Councilman Bob Johnson said he also wants the process changed.

He said the applicants rely on what they’ve been told by city staff, when staff honestly believe they’ve gotten wrinkles ironed out of applications, but it isn’t always along lines council members agree on.

“Our applicants need to be encouraged to talk to the policy makers,” Johnson said.

He said he is not opposed to the idea of sponsorship or waiting until the next council meeting after a public hearing on applications.

Hofmann objected to Holland’s suggestion, saying that once a project is on the council agenda, she feels that would violate Missouri’s Sunshine Law. She said she is OK with applicants meeting with council members before filing applications to get feedback on their ideas.

She disagreed with Gray, saying she thinks he believes he has more power as mayor pro tem than the charter expresses. She scoffed at the idea that the council is always open in its decisions.

“I’d like to know where the transparency is, because I don’t get any,” Hofmann said.

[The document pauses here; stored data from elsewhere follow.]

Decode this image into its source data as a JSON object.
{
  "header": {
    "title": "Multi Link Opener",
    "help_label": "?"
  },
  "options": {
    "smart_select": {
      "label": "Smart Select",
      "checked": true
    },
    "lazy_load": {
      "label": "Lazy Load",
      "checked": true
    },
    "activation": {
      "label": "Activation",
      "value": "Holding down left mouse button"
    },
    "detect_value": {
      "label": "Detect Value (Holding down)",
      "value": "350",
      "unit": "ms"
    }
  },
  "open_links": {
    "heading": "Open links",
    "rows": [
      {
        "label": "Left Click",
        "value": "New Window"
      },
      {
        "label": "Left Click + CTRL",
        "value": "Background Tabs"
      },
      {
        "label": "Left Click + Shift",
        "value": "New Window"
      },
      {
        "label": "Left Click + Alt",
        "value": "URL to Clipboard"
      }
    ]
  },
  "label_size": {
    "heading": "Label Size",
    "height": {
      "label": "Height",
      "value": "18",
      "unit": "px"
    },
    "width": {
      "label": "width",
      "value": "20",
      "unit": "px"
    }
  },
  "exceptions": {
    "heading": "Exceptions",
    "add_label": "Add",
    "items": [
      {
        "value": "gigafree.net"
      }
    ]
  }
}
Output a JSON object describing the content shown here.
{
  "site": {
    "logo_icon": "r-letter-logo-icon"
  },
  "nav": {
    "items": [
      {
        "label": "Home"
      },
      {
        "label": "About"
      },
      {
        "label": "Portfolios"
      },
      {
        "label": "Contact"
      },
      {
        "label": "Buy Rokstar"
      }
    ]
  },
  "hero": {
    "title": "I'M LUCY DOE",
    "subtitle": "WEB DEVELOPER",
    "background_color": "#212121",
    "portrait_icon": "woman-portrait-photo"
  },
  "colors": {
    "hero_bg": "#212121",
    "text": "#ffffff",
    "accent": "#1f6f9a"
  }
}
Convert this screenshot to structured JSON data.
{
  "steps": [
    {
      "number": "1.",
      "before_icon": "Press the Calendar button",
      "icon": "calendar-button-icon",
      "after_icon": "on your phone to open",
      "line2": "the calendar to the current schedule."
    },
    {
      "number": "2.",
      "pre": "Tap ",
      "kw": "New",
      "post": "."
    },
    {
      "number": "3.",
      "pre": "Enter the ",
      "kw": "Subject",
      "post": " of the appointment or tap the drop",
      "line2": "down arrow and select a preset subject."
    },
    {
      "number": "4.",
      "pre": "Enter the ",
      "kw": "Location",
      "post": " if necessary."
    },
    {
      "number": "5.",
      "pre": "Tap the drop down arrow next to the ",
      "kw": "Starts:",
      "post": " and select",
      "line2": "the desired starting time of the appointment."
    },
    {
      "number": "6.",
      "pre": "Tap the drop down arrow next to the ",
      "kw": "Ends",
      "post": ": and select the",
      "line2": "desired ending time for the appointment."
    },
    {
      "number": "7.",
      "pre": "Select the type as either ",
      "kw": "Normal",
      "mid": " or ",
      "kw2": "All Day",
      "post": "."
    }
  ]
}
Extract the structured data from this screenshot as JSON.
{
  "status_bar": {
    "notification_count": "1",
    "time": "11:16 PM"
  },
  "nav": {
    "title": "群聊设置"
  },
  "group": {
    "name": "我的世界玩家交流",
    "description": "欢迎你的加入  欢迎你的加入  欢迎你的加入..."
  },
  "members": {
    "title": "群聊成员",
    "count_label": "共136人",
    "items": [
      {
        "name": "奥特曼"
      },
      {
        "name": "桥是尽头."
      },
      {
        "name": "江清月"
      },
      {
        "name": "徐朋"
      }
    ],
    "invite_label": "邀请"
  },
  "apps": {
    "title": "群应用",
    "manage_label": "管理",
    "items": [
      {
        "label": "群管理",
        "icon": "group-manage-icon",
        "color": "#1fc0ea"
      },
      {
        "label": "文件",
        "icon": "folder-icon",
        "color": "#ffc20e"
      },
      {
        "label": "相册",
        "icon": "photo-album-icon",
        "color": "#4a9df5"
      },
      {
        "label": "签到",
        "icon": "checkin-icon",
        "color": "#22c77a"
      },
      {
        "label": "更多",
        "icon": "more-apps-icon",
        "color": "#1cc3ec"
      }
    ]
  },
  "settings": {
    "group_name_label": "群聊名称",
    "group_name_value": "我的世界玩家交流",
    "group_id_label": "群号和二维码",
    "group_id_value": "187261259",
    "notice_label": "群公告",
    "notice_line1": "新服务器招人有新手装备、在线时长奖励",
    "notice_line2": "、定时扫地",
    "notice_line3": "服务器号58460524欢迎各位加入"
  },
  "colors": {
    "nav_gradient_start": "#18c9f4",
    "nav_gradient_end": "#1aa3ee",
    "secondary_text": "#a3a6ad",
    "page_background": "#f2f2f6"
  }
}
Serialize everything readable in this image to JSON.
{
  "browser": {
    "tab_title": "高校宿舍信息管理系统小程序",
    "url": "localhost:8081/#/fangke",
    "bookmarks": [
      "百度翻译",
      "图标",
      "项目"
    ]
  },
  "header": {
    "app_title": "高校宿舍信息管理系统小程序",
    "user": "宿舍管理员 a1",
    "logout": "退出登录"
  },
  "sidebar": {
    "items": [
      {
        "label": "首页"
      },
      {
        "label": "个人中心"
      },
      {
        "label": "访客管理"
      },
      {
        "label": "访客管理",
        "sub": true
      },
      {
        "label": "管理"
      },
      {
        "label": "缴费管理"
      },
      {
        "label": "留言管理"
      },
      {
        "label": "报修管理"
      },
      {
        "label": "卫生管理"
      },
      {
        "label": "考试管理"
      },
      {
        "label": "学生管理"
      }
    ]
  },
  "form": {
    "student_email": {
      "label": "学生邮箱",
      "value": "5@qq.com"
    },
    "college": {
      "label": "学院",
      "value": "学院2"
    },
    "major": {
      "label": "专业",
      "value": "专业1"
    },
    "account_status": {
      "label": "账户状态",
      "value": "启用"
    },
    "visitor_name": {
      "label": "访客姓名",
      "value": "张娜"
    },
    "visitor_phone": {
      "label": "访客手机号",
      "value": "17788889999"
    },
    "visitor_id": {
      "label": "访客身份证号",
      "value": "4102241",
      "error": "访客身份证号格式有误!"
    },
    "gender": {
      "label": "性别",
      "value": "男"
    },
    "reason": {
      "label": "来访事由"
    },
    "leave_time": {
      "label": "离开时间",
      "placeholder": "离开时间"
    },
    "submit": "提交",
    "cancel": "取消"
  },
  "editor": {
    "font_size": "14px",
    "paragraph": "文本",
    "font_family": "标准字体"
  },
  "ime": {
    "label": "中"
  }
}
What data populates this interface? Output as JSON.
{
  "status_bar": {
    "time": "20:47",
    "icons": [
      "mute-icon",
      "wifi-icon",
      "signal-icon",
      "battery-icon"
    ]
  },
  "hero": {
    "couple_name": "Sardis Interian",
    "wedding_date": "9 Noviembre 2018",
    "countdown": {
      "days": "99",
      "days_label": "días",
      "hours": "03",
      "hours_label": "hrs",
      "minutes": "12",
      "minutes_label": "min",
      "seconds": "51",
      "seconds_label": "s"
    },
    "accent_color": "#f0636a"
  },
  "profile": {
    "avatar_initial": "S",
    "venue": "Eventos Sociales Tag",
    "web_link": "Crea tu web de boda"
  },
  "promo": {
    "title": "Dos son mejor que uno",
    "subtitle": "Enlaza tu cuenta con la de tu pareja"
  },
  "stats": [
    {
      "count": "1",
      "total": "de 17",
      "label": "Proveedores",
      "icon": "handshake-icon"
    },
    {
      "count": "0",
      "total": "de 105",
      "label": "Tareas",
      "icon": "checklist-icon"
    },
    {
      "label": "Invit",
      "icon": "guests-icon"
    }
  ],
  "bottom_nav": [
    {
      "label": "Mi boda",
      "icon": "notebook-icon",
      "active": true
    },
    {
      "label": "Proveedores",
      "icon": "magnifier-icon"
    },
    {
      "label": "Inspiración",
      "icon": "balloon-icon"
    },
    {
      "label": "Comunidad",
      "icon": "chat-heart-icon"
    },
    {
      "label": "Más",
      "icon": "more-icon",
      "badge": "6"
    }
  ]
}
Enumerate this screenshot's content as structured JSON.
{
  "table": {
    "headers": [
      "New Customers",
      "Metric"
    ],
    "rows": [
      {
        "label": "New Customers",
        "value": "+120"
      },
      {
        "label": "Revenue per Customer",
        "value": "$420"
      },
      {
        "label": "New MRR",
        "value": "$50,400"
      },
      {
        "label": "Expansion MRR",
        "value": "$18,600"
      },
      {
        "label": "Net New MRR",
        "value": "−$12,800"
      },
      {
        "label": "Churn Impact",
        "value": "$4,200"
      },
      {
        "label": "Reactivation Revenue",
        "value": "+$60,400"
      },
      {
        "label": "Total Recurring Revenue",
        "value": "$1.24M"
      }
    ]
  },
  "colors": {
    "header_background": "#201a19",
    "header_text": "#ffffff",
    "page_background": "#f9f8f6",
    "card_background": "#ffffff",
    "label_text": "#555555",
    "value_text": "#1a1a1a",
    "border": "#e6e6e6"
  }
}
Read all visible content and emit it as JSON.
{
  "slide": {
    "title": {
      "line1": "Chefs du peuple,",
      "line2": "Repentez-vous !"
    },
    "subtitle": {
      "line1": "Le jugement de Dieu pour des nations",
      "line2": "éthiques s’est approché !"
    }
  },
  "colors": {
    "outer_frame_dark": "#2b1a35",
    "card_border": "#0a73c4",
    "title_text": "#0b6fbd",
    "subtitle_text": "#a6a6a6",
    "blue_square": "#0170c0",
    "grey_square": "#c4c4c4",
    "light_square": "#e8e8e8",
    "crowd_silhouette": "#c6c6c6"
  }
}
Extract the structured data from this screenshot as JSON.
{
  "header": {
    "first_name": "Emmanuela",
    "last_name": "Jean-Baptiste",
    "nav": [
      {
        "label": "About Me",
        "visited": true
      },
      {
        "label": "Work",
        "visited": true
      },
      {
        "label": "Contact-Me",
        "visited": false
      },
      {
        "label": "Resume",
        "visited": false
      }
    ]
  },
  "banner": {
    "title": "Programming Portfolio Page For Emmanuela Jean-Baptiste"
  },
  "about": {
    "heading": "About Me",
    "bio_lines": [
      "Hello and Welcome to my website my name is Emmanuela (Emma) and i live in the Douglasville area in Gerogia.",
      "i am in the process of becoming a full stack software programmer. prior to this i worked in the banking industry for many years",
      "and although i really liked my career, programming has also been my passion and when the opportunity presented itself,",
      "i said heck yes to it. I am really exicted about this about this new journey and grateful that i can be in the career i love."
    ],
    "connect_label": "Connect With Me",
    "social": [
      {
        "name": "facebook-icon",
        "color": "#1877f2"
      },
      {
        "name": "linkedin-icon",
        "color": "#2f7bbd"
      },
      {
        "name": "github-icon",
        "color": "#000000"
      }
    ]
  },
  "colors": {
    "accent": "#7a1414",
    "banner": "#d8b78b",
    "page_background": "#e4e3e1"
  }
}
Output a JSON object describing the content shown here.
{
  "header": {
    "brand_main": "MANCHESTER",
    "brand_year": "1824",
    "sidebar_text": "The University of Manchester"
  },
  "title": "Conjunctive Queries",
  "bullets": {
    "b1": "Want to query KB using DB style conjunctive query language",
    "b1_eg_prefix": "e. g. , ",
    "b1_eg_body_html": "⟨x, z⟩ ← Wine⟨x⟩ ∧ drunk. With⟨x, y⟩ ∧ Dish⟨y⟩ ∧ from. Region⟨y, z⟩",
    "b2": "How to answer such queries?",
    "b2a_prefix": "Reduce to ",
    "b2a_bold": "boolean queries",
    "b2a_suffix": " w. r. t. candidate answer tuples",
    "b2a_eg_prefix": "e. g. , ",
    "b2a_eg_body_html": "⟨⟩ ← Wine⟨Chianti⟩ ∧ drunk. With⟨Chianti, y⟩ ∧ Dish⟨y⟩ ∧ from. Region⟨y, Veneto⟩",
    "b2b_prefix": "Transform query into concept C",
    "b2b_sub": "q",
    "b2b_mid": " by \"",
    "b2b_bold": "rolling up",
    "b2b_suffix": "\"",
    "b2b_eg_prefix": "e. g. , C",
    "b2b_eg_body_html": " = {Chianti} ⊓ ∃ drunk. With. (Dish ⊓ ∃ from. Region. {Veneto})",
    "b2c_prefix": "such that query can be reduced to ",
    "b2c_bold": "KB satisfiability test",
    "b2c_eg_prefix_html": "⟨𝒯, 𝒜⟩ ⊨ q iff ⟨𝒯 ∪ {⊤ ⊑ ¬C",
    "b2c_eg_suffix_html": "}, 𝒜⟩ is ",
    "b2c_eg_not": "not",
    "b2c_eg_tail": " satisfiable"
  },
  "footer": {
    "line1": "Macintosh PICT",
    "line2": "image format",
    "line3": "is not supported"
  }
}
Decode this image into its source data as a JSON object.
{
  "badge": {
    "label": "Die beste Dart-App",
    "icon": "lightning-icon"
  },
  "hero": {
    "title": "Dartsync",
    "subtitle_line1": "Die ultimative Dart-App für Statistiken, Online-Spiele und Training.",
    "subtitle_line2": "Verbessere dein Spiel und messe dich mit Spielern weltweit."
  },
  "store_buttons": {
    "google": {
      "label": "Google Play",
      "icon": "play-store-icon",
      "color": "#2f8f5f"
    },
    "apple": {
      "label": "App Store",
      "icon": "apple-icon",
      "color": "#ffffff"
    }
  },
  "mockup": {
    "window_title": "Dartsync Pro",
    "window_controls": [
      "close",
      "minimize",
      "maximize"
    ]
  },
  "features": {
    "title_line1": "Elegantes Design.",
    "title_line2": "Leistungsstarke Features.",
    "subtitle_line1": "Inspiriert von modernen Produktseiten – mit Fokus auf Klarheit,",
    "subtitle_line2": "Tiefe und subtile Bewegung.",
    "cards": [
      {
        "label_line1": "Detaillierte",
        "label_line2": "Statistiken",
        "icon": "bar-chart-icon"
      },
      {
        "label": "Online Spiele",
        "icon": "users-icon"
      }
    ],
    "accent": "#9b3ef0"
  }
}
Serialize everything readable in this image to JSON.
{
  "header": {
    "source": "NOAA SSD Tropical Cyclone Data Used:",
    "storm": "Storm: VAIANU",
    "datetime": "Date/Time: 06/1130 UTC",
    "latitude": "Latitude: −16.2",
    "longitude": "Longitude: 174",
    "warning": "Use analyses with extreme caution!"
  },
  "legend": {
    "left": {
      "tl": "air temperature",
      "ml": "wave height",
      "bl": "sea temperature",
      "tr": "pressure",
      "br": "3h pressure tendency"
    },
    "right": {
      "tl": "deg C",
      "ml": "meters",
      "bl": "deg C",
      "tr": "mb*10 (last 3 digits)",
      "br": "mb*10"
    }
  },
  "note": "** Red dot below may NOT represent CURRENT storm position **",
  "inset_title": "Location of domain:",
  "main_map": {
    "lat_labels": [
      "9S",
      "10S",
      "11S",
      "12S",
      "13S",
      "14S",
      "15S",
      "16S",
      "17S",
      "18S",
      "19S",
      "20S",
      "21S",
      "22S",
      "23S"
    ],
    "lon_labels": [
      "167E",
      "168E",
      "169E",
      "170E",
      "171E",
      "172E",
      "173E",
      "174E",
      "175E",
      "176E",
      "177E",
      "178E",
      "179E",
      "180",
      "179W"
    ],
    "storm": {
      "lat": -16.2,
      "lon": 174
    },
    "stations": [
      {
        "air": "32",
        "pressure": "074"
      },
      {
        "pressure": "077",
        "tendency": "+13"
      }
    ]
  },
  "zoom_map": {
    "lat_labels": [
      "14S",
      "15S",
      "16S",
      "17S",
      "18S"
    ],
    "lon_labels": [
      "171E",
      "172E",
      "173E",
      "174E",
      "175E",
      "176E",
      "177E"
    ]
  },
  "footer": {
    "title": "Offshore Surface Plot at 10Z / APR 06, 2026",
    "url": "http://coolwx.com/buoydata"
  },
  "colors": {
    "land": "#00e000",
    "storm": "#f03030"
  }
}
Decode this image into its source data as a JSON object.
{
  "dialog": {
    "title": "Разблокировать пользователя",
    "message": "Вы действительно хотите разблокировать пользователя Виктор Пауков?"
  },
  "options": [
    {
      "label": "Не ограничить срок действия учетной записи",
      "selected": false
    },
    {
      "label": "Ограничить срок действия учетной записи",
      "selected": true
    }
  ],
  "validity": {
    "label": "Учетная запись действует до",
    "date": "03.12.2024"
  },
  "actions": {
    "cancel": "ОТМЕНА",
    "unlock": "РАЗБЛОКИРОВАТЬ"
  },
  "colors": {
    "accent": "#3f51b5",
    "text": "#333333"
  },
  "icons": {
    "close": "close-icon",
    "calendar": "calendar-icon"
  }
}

She complained that issues she wants addressed get set side by Gray, who calmly responded to the attacks and denied Hofmann’s charge.

Gray said his concerns about improving aesthetics of the city’s gateways have been an ongoing principle of the council as a whole as it revised the city’s Unified Development Code.

He said he thinks it is time the council set out its ideas for gateways in a more formal policy.

He also noted Hofmann was mistaken if she thinks he has a lot of power as mayor pro tem. He differed with Cockrell on establishing a “record” for their legislative action.

“I don’t recall there being a requirement under the charter that a city council person step forward and give a reason for that vote,” Gray said.

Gray said that he and the previous mayor pro tem (Cockrell) had conducted their responsibilities within the guidelines of the charter. He said the focus of the discussion should be on improving the process.

“I don’t think I have to defend my record at all, it speaks for itself,” Gray said.

(The mayor pro tem, according to the city charter, is substitute for the mayor if the mayor is absent and also appoints city council members to committees. The council, through its adopted rules under the charter, extended the mayor pro tem’s responsibilities to include assigning ordinances or issues to committees for preliminary work.)

Holland said perhaps at times members were ill-prepared, but that inexperience contributes to the situation.

He said that’s another reason the council might want to adjust its procedures, because after April there would could be three new members without any experience on the council.

Holland said the city is losing valuable experience of members like Cockrell who cannot run because of term limits.

“He’s taking a wealth of knowledge off the council,” Holland said.